Мы трое собрались у него в кабинете. Мама, сознавая свою дерзость, ломала исхудалые руки. Я не сводила глаз с Питерса, который приглаживал волосы и поправлял черный галстук. Я неплохо успевала по французскому и немецкому языкам, отличалась прилежностью, имела лучшие в классе оценки по гимнастике, но с остальными предметами дело обстояло из рук вон плохо. Читала и писала я неважно. Память у меня ассоциативная. Рисовать я не умела. Петь тоже. Слух у меня был хороший, но голос никудышний. Я пела не просто невпопад. Я воспринимала самые изысканные звуки, но пела монотонным контральто. Какое я испытала унижение, когда Питерс попросил меня однажды закрыть рот и никогда не открывать его.
— Мой муж обещал мне, — произнесла мама, прижимая к груди руки, — что Маргарита Гертруда получит надлежащее образование, а моя мать, госпожа ван Мейлен, завещала ей необходимую для этого сумму.
— Несомненно, она выйдет замуж, — заявил Питерс, немало смутив меня.
— Возможно, — ответила мама, закашлявшись, да так, что Питерс отшатнулся от нее. — Но она так способна к языкам. Она даже изучила фризский диалект. — Мое знание этого языка простолюдинов расстраивало маму, и мне это было известно. — У нее талант.
— Для juffrouw это полезно, — со смущенным видом произнес Питерс. Он был уверен, что мне достаточно будет двух лет, проведенных в ремесленном училище, где меня научат готовить, стирать, вести домашнее хозяйство, воспитывать детей и составлять букеты, дав элементарные сведения по педагогике.
— Нет, нет, минхеер. Мы не какие-нибудь armeleiden[6]. У нас есть средства, и потом я верю, она достойна лучшей участи. Домине ван Гилзе, — продолжала мама, и при упоминании имени пастора голос ее окреп, — полагает, что она могла бы стать дьяконицей.
Заметив, как Питерс подавил усмешку, я его возненавидела. Я не раз видела облаченных в темные одежды послушниц — отделанные белым рукава, ворот, муслиновая шапочка с плоским верхом, — которые гуляли в саду сиротского приюта. Мне хотелось стать дьяконицей и спасать заблудшие души в какой-нибудь далекой тропической стране. Только кальвинисты одобряли миссионерскую деятельность, на которую большинство голландцев смотрели с опаской и недоверием. Но домине ван Гилзе однажды сказал мне: «Из тебя получилась бы неплохая миссионерка!»
— Вы хотите стать дьяконицей, Герши… мадемуазель Зелле? — спросил он, пытаясь придать своему лицу серьезное выражение.
— Ну, конечно, — ответила я.
— Тогда вы должны больше работать, — неожиданно рассердился он. — Особенно это касается истории.
— Я люблю историю, — едва слышно проронила я.
— Неужели? — воскликнул он. — Тогда объясните мне и вашей матери, почему вы заявили, будто Мария Бургундская издала закон о привилегиях, хотя в действительности была вынуждена подписать его? Объясните, почему вы написали целых два абзаца подобного бреда?

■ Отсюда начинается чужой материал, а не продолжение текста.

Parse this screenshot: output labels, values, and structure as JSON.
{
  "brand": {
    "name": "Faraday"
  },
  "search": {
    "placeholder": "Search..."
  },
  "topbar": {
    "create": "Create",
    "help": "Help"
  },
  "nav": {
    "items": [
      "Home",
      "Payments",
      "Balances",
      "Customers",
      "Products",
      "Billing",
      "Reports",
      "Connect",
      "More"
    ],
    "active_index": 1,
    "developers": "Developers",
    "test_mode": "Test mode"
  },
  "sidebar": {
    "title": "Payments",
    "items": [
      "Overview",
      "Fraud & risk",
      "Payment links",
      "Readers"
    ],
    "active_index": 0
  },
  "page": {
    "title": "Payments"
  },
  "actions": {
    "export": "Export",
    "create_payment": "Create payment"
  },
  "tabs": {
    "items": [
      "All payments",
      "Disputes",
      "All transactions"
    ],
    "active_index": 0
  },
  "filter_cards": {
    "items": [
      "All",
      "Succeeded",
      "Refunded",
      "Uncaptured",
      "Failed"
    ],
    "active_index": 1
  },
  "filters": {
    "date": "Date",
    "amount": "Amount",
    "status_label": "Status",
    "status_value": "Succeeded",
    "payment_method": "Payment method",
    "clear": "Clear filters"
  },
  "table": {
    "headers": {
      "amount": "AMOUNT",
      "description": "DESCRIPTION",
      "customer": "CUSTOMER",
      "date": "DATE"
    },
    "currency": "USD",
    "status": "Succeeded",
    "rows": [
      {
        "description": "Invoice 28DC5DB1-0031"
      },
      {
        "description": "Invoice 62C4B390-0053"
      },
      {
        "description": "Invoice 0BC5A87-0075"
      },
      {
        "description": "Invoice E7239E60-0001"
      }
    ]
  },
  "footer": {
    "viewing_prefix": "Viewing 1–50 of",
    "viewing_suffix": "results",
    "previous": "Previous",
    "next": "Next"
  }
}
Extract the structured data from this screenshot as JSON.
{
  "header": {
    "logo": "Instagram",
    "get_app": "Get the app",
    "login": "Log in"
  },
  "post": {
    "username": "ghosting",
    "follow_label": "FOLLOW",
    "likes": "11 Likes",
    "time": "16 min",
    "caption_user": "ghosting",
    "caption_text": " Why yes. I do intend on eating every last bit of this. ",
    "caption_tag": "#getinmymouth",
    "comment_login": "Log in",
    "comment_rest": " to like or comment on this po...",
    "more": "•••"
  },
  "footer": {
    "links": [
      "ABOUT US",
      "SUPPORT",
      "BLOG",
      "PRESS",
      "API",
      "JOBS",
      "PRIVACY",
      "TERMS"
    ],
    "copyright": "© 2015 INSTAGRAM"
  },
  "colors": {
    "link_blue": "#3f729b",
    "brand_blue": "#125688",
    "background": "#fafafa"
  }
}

— Н-не знаю, — сказала я. Я действительно этого не знала.
— Это была дерзость, неслыханная дерзость!
— Я пыталась вспомнить, — запротестовала я, — и мне показалось, что так оно и было. — Я беспомощно улыбнулась ему, и Питерсу, я заметила, страстно захотелось обнять меня.
— Ступайте, — грубо проговорил он. — И больше трудитесь.
Мама поняла, что победила.
В воскресенье мы с ней обе возблагодарили Господа. Я не скоро пришла в себя от смущения, которое испытала, когда увидела в одной комнате маму и профессора. И не потому, что событие это было из ряда вон выходящим. Просто мне больше всего на свете хотелось поступить в настоящую школу. Мама добилась этого. Я возблагодарила Господа за то, что Он даровал мне мою маму.
В книге рассказывается история главного героя, который сталкивается с различными проблемами и препятствиями на протяжении всего своего путешествия. По пути он встречает множество второстепенных персонажей, которые играют важные роли в истории. Благодаря опыту главного героя книга исследует такие темы, как любовь, потеря, надежда и стойкость. По мере того, как главный герой преодолевает свои трудности, он усваивает ценные уроки жизни и растет как личность.
Трилогия современного таджикского прозаика Джалола Икрами «Двенадцать ворот Бухары» рисует широкую картину жизни Бухары начала XX века. В первом романе трилогии — «Дочь огня» — рассказывается о горестной судьбе таджички в Бухарском эмирате и о начинающихся социальных переменах.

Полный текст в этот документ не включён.